AUDIE CORNISH, Host:
Daniel Robison reports.
DANIEL ROBISON: Chuck Kutcher(ph) has lived in the same house for 42 years on hilly farmland in upstate New York. He ran a greenhouse, two floral shops and raised three kids. In the late 1960s, he wasn't the only one new to the neighborhood. Just opening up down the street was the West Valley Nuclear Reprocessing Facility. As the first plant to recycle fuel from the nation's nuclear power plants, Kutcher says it brought the community hope, jobs and promises of safety.
M: Well, they'd come to my place and test vegetables. They would test dairy cows. They would test the milk. They would kill some deer and test those.
ROBISON: While tests on Kutcher's land came back negative, radiation eventually spread off-site due to accidents, lax storage and poor management. When tighter regulations forced the plant to shut down, word of the problems leaked to a scared public and John Chamberlain(ph) says waste leaked out of untended storage tanks.
M: The waste we had in that tank was a concentrated radioactive material with as many different isotopes in it as you could have found anywhere.

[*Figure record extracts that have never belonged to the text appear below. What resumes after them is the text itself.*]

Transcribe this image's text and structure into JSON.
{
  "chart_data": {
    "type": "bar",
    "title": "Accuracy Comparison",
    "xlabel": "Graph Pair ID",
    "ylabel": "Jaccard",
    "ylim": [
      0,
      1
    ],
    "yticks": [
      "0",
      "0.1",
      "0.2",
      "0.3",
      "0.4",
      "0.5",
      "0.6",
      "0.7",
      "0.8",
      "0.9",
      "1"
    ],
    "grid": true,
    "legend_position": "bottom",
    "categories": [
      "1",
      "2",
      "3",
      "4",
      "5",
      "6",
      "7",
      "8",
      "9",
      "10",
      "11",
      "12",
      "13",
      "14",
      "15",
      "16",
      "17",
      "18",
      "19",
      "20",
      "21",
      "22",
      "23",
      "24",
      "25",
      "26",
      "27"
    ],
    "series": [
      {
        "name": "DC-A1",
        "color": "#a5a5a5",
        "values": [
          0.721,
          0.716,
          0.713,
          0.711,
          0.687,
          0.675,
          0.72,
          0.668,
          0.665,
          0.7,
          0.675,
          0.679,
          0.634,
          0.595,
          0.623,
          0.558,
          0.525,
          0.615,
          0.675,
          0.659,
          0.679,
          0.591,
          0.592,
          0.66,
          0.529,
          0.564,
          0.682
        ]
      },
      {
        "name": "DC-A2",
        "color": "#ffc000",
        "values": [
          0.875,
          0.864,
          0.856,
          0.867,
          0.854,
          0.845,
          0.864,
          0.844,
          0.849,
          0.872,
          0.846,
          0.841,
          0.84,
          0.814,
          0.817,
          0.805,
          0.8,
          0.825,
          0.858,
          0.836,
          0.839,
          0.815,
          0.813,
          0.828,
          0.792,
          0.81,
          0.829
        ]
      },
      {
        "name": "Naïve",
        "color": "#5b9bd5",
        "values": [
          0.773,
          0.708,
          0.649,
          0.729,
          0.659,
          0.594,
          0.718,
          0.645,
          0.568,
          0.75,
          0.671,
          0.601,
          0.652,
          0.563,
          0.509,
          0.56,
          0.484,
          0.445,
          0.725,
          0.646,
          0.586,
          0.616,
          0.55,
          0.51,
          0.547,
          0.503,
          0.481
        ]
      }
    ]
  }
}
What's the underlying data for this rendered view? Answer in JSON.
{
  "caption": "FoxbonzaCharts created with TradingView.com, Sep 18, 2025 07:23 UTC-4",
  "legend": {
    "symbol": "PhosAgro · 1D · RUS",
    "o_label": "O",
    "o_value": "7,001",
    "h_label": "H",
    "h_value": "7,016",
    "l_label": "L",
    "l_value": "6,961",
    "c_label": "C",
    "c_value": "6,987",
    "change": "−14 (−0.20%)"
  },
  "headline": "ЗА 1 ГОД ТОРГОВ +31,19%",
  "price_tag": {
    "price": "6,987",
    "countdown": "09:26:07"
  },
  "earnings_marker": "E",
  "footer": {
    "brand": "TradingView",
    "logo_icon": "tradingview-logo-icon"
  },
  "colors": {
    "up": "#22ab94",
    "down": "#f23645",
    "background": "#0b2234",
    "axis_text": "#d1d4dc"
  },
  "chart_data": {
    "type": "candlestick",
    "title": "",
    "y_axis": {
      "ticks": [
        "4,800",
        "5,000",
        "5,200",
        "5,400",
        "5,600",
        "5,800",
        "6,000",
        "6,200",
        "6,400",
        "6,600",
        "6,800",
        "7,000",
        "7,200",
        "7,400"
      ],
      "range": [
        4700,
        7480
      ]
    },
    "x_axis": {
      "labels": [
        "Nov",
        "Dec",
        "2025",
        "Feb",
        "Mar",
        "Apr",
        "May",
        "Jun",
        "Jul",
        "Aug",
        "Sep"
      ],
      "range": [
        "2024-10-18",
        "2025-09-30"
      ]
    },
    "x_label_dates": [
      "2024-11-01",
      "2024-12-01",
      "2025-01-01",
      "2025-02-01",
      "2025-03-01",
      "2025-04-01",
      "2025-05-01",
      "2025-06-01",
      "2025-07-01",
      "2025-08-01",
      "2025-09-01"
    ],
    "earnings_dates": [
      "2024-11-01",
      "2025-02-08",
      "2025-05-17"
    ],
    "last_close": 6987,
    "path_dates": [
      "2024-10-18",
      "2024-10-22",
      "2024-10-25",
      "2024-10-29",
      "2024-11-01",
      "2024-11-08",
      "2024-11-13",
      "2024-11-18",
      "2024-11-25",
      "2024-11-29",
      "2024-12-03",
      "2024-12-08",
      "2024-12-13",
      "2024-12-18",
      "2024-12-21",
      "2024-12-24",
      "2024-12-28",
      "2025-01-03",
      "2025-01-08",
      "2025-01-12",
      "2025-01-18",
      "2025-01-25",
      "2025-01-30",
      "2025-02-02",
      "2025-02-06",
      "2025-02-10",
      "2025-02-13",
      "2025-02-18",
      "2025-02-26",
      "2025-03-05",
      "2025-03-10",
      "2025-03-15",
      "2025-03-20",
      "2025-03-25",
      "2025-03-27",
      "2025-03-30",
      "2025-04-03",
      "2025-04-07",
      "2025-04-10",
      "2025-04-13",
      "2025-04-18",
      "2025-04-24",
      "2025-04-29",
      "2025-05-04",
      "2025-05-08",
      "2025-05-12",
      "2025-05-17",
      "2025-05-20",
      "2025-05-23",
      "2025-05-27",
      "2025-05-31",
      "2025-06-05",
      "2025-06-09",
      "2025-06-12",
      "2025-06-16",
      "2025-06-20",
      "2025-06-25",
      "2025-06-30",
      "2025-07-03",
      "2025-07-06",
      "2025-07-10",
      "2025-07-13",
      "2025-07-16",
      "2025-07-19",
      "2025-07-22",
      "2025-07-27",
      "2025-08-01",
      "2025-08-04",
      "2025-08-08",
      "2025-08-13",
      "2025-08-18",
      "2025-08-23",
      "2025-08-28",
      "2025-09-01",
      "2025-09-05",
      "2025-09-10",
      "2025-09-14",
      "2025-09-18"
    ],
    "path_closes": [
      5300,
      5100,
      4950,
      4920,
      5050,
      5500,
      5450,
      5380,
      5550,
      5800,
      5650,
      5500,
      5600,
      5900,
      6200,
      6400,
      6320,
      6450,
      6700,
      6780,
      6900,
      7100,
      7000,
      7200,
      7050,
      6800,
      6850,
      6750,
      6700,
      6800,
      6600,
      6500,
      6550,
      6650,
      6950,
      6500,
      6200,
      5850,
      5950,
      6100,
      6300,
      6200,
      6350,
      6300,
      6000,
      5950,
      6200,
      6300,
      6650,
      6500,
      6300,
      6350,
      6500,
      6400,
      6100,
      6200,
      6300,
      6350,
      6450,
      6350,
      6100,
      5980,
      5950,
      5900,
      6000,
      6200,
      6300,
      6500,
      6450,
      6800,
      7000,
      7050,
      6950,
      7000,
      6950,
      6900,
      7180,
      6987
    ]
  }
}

ROBISON: Now, workers are building a giant water filter underground that's as long as three football fields and as tall as a utility pole. The wall of volcanic rock will purify the contaminated ground water as it passes through.
M: I, myself, have an obsession with radioactive waste.
ROBISON: Shannon Seneca(ph) designed the wall. In fact, it's her thesis at the University at Buffalo.
M: Strontium really likes to travel with the ground water. Rather than just being one oval-type shape that's moving underground, it actually has, like, fingers pointing in different directions.
ROBISON: The plant has also cost taxpayers billions of dollars and will continue to do so. Ruth Weiner(ph) is with the Sandia National Lab. She says West Valley has always been ahead of its time, but not necessarily had the best timing.
M: Nobody really realized in 1966, when West Valley was first started, what all of the associated cleanup problems and, for that matter, cleanup regulations might be.
ROBISON: For NPR News, I'm Daniel Robison in Buffalo, New York.